My father served in Israel’s War of Independence as a combat soldier in the legendary Palmach Unit. With my father transmitting this resilience to me, I proudly followed in his footsteps. In 1984, I enlisted in the IDF, serving in the First Lebanon War as a combat soldier in the Givati Infantry Brigade.
It was now my turn to transmit my inherited resilience. That came to fruition in 2018, when upon graduating high school, my son Ilan would become the third generation of the Bouskila family to enlist in the IDF as a combat soldier. Ilan chose the Givati Infantry Brigade (which made me proud!), serving in its elite Shaked Battalion.
On October 3, 2023, my wife Peni and I landed in Israel from our home in Los Angeles. We were scheduled to spend three weeks there, celebrating Sukkot, working at the SEC and spending time with Ilan, who stayed in Israel after his army service, met and got married to Kayla Flaum, and started his college studies.
Four days later, October 7. That date speaks for itself.
Both Kayla and Ilan were drafted to reserves, Kayla to the north, Ilan to the south. Kayla did patrols and guard duty, while Ilan went to war in Gaza with his new combat infantry reserve unit, Mesayaat 906.
While this brave newlywed couple served Israel in wartime, Peni and I spent all of our time worrying, not sleeping a wink and volunteering everywhere we could. The SEC’s Rica Emquies Israel Relief Fund raised over $400,000, with which Peni and I were able to procure and deliver supplies to IDF bases all over Israel, help evacuated families come stay at the SEC campus, and offer support to families of hostages, bereaved families and victims of terror.
As long as our kids were serving in this war, Peni and I refused to go back to Los Angeles.
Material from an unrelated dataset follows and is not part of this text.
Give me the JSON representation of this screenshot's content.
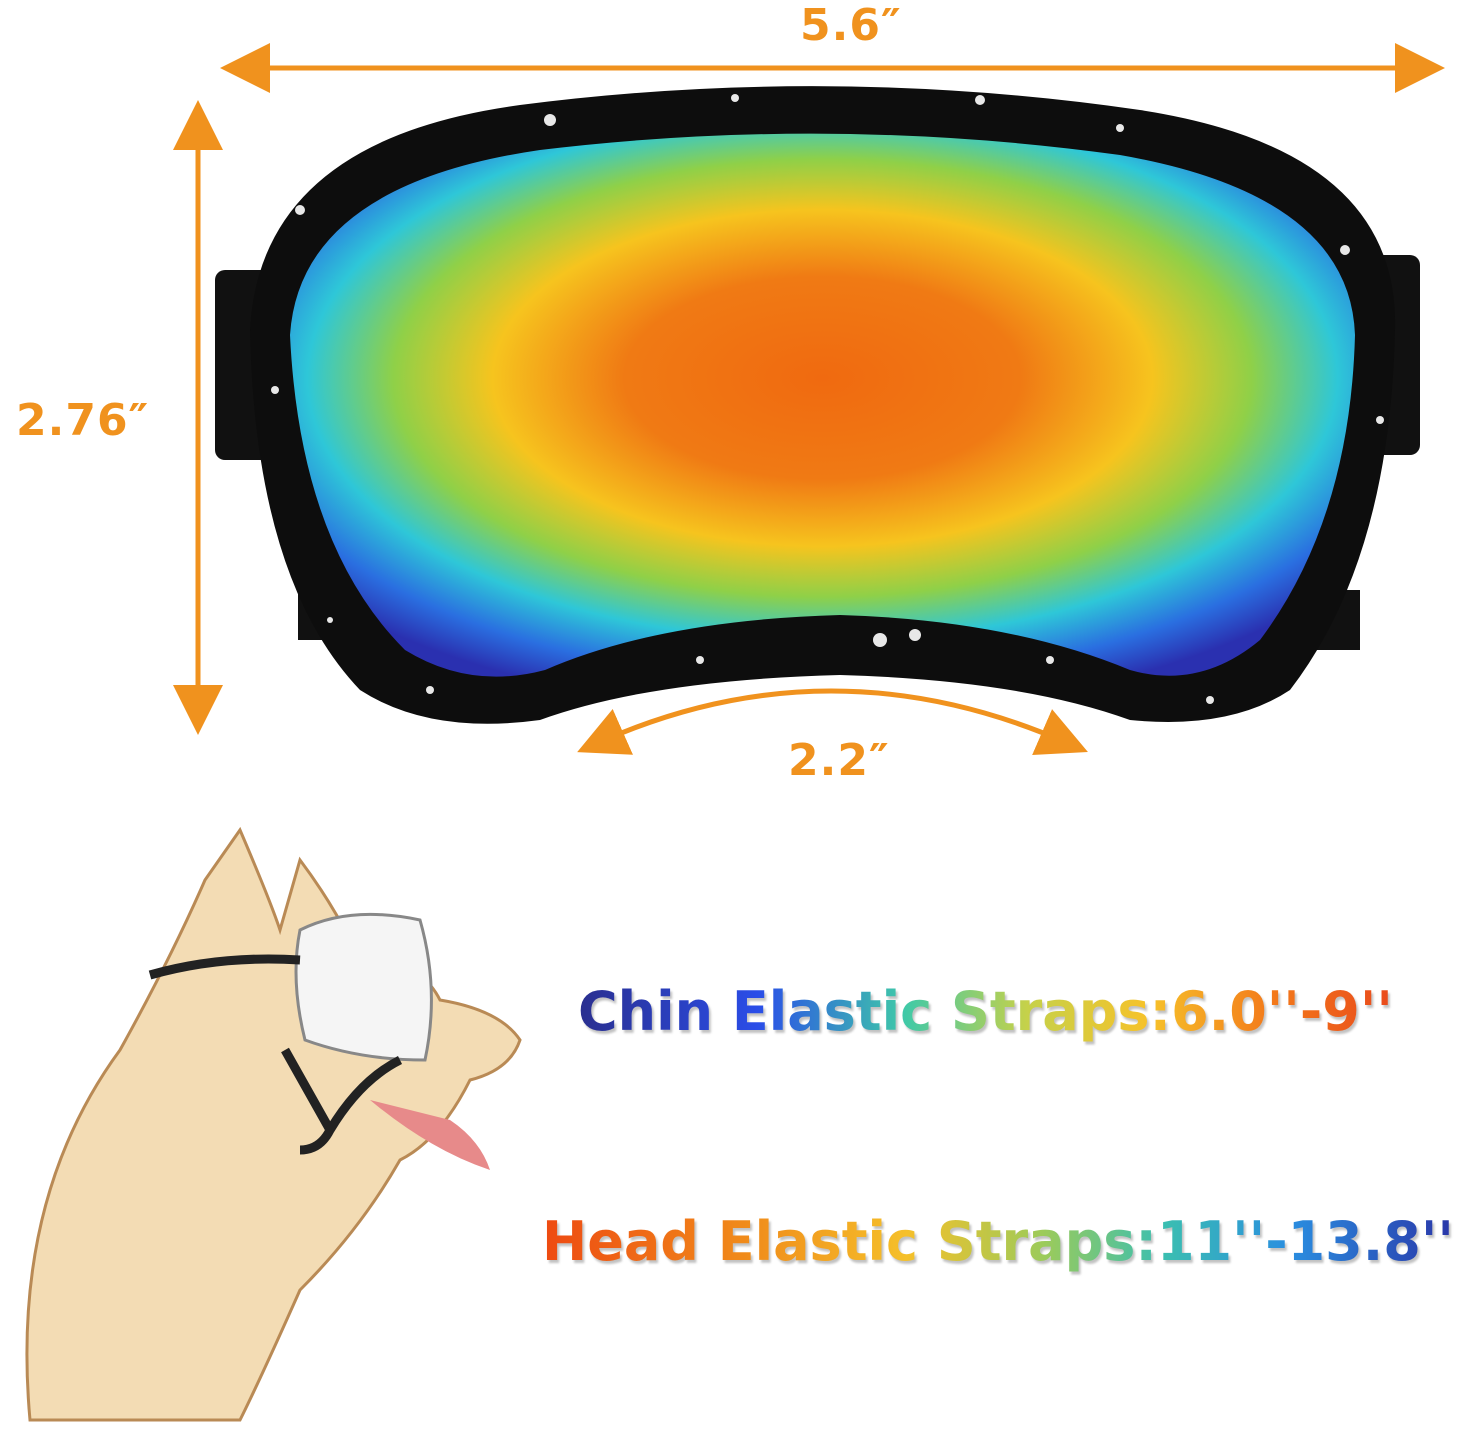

A three-week trip became six weeks, eight weeks, possibly one year. We then came to a decision that was a long time in the making for us: This trip to Israel would be permanent. We have made aliyah and proudly now call Israel our home.
To once again borrow the iconic sentiments of the Sephardic poet Yehuda ha-Levi: “Our hearts were always in the East” — and now, so is our actual home.
In the shadow of October 7, the historic legacy of “Sephardic Resilience, Sephardic Zionism” proudly lives on — in Israel, at the Sephardic Educational Center in Jerusalem and in my family.